Le 7 mai 2008 est une date que beaucoup de Libanais ne parviennent pas à oublier. Elle marque le jour du coup de force du Hezbollah à Beyrouth et dans d'autres régions, notamment une partie de la montagne. C’est essentiellement le courant du Futur qui évoque chaque année cette date qui se résume pour lui à un échec face aux forces du Hezbollah. Mais pour les adversaires du parti chiite au Liban, elle est aussi l’occasion de critiquer cette formation en l’accusant de vouloir de nouveau contrôler le pays.

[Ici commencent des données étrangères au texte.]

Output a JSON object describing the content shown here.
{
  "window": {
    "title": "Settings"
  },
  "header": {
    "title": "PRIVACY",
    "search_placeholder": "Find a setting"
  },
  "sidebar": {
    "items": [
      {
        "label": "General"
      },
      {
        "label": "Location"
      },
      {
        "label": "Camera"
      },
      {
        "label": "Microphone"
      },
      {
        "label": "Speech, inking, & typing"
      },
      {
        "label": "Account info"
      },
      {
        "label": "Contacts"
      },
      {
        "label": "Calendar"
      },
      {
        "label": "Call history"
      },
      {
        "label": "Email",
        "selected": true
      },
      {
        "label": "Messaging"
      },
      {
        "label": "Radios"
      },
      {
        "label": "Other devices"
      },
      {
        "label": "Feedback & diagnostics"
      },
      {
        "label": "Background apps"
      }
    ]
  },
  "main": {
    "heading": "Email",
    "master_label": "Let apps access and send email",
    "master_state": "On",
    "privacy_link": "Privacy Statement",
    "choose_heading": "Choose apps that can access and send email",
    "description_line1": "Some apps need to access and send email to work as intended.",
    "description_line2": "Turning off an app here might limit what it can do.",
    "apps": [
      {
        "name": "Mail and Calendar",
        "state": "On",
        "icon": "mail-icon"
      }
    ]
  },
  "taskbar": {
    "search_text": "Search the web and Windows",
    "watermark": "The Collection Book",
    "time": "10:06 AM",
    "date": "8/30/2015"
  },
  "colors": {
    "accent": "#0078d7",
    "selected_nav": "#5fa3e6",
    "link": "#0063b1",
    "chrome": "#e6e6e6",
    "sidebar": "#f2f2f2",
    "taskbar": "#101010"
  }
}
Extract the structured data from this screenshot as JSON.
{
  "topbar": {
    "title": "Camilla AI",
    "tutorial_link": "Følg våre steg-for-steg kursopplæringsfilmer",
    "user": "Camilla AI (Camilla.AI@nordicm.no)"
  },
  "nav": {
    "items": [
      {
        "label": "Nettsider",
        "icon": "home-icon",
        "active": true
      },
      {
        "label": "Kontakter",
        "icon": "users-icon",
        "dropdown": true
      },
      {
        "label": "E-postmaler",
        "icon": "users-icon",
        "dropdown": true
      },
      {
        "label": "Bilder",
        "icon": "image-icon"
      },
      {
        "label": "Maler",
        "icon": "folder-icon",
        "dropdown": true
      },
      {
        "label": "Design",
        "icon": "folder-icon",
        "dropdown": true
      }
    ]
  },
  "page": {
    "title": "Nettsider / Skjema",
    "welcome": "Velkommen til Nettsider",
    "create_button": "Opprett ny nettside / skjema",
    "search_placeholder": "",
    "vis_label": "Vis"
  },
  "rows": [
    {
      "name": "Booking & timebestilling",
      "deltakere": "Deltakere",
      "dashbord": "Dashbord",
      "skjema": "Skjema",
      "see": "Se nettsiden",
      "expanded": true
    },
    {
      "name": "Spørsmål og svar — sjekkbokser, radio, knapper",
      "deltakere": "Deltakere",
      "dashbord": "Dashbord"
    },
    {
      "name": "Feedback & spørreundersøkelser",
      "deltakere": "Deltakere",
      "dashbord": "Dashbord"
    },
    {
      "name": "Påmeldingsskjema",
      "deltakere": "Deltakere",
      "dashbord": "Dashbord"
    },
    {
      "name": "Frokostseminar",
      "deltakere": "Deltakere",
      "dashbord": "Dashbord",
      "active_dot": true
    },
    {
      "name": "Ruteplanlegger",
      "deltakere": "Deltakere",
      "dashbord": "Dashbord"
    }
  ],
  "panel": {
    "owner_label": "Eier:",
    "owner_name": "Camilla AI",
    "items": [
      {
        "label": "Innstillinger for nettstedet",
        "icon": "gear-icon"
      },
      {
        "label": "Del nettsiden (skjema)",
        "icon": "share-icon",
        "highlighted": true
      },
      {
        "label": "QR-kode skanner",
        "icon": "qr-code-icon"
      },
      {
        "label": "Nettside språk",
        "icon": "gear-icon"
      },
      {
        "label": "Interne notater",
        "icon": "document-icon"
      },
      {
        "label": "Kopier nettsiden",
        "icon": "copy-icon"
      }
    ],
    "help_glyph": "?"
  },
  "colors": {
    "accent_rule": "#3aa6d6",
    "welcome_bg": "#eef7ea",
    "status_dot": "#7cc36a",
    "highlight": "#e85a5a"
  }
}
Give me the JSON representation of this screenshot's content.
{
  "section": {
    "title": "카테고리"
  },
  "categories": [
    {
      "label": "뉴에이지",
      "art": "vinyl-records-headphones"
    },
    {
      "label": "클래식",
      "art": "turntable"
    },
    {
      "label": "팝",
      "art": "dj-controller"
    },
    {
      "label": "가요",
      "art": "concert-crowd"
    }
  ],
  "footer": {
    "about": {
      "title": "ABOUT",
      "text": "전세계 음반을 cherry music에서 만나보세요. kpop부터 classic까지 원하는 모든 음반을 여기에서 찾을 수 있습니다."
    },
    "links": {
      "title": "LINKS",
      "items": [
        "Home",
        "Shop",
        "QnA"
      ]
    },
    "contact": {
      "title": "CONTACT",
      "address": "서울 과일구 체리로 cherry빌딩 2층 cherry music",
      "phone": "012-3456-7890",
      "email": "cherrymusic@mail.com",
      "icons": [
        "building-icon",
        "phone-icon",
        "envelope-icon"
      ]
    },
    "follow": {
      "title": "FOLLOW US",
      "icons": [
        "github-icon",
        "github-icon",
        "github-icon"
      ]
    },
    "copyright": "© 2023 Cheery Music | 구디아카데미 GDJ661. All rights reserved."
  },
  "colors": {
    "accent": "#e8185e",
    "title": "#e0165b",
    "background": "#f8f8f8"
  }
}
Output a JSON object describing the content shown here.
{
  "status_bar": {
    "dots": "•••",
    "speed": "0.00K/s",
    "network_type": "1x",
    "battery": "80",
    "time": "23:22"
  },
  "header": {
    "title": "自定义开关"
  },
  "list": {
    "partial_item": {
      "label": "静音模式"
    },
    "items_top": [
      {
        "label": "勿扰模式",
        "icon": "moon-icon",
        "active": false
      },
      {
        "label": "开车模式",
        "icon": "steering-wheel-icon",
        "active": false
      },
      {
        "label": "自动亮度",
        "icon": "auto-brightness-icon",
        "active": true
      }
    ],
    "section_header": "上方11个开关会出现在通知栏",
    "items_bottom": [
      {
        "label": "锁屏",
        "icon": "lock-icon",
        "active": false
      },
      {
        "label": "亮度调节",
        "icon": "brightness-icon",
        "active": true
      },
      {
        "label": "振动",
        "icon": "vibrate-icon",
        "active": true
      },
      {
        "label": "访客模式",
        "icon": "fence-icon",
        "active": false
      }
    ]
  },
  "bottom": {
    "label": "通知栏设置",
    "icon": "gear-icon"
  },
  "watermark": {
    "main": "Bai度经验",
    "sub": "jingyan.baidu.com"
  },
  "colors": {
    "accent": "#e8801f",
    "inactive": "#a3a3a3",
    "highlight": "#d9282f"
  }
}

Ainsi, la question qui se pose aujourd’hui est la suivante : le Liban est-il réellement à la veille d’un nouveau 7-Mai, au moment où de plus en plus de voix s’élèvent pour réclamer le désarmement du Hezbollah ? Un petit retour sur les faits qui se sont passés il y a 17 ans s’impose, pour voir dans quelle mesure l’histoire peut se répéter. Le 7 mai 2008 a été précédé d’une série d’incidents entre le Hezbollah et les partisans du Futur, dans plusieurs quartiers de la capitale, au point que les tirs du côté de Ras el-Nabeh et Basta semblaient être devenus une sorte de routine.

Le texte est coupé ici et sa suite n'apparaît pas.